The losses are significant because about 67.8 percent of Tanzania’s public debt is external, with most of it denominated in foreign currencies. According to the Bank of Tanzania, as of April 2026, the U.S. dollar accounted for 66 percent of the external debt portfolio, followed by the euro at 17.7 percent and the Chinese yuan at 6.6 percent.
In its Debt Management Strategy 2025/26–2027/28, the Ministry of Finance noted that, “Debt portfolio is highly sensitive to U.S. dollar movements given the dominance of the USD-denominated liabilities in the external debt stock.”
The strategy’s scenario analysis indicates that exchange rate shocks affect several key debt sustainability indicators, including the debt-to-GDP ratio, the present value of debt-to-GDP ratio, and the debt service-to-GDP ratio.

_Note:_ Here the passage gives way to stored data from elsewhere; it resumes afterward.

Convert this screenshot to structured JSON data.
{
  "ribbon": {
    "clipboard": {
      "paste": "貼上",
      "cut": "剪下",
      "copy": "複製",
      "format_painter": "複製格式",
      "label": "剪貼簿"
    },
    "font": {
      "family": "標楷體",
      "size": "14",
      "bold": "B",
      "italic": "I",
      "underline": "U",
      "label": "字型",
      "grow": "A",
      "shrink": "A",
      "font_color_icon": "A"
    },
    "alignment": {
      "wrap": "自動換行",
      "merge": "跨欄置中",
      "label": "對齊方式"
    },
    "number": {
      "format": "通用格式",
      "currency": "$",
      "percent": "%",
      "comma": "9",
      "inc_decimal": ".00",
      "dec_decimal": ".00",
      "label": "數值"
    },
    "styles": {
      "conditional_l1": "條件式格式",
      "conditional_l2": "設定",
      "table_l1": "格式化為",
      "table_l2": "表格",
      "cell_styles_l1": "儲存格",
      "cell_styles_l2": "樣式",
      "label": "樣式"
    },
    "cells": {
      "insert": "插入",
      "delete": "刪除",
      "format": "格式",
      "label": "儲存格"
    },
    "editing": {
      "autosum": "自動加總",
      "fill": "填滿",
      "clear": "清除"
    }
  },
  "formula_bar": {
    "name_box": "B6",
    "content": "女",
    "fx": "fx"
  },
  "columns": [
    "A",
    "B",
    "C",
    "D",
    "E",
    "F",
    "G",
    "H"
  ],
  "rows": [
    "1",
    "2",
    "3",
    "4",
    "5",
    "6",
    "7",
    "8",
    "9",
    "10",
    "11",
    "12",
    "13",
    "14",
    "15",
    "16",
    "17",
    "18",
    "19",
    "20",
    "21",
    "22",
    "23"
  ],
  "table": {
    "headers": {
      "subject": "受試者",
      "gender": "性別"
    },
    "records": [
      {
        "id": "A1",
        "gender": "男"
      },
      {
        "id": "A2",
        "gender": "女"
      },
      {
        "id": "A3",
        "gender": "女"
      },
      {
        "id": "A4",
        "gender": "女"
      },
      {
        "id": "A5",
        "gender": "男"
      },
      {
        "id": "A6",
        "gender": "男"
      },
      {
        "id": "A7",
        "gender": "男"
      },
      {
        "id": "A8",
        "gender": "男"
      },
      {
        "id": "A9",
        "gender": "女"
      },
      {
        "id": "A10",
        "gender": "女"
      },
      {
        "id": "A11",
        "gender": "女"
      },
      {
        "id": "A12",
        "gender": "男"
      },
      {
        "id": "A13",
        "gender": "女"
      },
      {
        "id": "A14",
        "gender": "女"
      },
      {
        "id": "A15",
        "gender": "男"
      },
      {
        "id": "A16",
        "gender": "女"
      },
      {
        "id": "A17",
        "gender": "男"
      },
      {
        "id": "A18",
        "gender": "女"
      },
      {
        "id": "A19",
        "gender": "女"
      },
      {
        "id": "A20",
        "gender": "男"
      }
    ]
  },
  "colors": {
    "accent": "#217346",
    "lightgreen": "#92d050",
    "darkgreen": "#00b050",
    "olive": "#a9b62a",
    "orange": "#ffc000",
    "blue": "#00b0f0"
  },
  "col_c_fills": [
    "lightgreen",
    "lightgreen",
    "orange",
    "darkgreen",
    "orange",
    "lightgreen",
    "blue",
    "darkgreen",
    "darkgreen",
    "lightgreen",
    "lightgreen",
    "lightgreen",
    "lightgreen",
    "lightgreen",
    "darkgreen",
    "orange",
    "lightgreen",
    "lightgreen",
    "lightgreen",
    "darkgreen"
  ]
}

To manage foreign exchange risks, Tanzania has launched a gold purchasing programme, under which sourcing gold in local currency reduces the country’s need to acquire foreign currency for reserves, thereby easing pressure on the shilling. The government has also mandated the use of the Tanzanian shilling for all domestic transactions and introduced measures to curb the outflow of U.S. dollars. These include requiring all Letters of Credit (LCs) for transit cargo to be funded using foreign exchange obtained from the respective destination country.
In mitigation of the foreign exchange pressure on debt, countries such as Kenya have negotiated to convert part of their debt, particularly debt owed to China, from U.S. dollars to Chinese yuan. This approach is also being closely monitored by several other countries, including Ethiopia, Mozambique, and Zambia.